E muito bom quando cantamos a mesma canção




gostava de estar no congresso mas acho que o partido perdeu a minha morada

coisa antiga

Estavas sentada com o teu sorriso no colo

Amparado pelas pernas frágeis

Pelas tuas ancas finas

O teu sorriso maroto de criança

Enchia-me de desejo, levava-me o olhar

Depois deitas-te na cama

Como quem entra no cocpit de um avião

Com as certezas de mulher

Agarras-me nos braços finos

E a minha boca morde o teu sexo aberto de desejo

Depois…

Depois o meu olhar ficou no teu

Paramos num abraço apertado

Num respiro cúmplice de prazer

As CRIADAS

Valeu a pena

Hoje acabo com ela...

Ha ums semana que estou em casa com gripe.
Ha uma semana que me porto bem e tomo os comprimidos a tempos e horas.
Como as melhoras demoram em chegar...
Vou tratar do assunto como gosto, em duelo
Hoje, ou ela ou eu.
Vou comprar uma garrafa de Havana, cinco anos, e mato esta puta desta gripe, ou ela a mim.

MEDOS

Tenho medo da noite... os dias são cada vez mais pequenos

segunda-feira, 3 de novembro de 2008

AS CRIADAS, dias 12, 13 e 14 no Pax Julia

AS CRIADAS

Ai que dor de cabeça.
Faltam 9 dias para a estreia.
É nestas alturas que me apetece desaparecer, fugir, correr para outra profissão.
Quem me manda a mim...

domingo, 14 de setembro de 2008

DIA BOM

Esta um dia bonito.
Muito sol e o vento fugiu para outras latitudes.
Também eu queria fugir, mas tenho receio de me encontrar com o vento.
Mas hoje estou particularmente bem, calmo e tranquilo.
Tomei ontem uma decisão que tinha adiado há muito.
Sinto a leveza da missão cumprida, agora saboreio o silêncio da solidão.
Espero um tempo novo, fresco, arrebatador.

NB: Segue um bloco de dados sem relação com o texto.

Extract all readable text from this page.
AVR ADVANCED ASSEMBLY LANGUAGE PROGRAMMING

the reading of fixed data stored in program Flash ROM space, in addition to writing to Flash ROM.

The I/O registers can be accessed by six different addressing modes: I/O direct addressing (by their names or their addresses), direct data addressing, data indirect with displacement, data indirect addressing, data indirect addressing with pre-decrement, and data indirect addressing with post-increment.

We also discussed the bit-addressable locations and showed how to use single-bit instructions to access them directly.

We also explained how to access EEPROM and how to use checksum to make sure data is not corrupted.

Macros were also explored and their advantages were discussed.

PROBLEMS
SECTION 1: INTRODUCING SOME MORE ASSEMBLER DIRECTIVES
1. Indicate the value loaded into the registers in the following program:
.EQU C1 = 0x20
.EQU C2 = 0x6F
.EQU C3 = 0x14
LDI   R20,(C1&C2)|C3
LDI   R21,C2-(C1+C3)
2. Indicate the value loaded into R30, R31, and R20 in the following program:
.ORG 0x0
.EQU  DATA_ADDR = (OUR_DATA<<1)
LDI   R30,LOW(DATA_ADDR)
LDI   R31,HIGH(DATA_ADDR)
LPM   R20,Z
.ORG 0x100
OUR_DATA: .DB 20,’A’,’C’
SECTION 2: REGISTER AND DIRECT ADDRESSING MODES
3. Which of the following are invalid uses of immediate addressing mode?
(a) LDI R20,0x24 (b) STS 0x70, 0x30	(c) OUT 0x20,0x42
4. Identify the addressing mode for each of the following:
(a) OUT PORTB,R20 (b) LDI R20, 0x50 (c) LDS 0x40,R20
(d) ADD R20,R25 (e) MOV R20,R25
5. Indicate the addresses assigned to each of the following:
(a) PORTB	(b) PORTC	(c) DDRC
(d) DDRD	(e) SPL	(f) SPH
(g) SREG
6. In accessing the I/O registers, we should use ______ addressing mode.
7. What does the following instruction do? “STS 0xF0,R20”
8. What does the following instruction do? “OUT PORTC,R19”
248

domingo, 27 de julho de 2008

mudança de atitude

Mudança de estratégia, repentina e drástica.
Nada melhor que fingir.
Mudar de AM para FM ainda que para os outros.
O primeiro passo e mudar o léxico, nada de: isto é uma merda, ou estou triste, ou pior gostava de ter alguém interessado em partilhar esta fase má.
Nada disso, pelo menos ate decidir ir para a cama, porque depois no segredo dos lençóis não consigo mentir-me. Por isso neste intervalo, vai passar a ser assim, ya tou na boa, o dia foi muito fixe, ok esta combinado vamos beber uns copos que a vida não esta para preocupações ou ainda és um tipo ou uma tipa muito fixe, sempre que preciso de falar sobre nada estas sempre aqui.
Vamos ver no que dá

É assim que me sinto

As folhas que voam com o vento
Os campos floridos do girassol
O por do sol quente
A lua fresca das manhãs de verão
São drogas ásperas para os teus olhos
São apêndices do teu desejo
São virgulas, pequenas pausas da tua vontade
Queres fechar os olhos
E abrir o corpo
Aos corpos despojados que se alimentam dos teus restos

dia mau

Hoje é um dia triste, acordei com vontade de cortar com um passado também triste. Há alturas na vida em que são necessárias rupturas, drásticas.
Depois de 2 cafés e alguns cigarros, la tentei relacionar-me com alguém, mas como me dizia o Paulo a pouco, as pessoas nem sempre estão sintonizadas na mesma frequência, e eu devia estar em AM porque do outro lado surgiam vozes de Marrocos ou da Argélia.
Os últimos dias tem sido duros, frios. O caos instalou-se, talvez por uma vontade pessoal, mas tem sido difícil de digerir. Como sempre depois da dor, virá a alegria de estar com gente. Possivelmente em FM.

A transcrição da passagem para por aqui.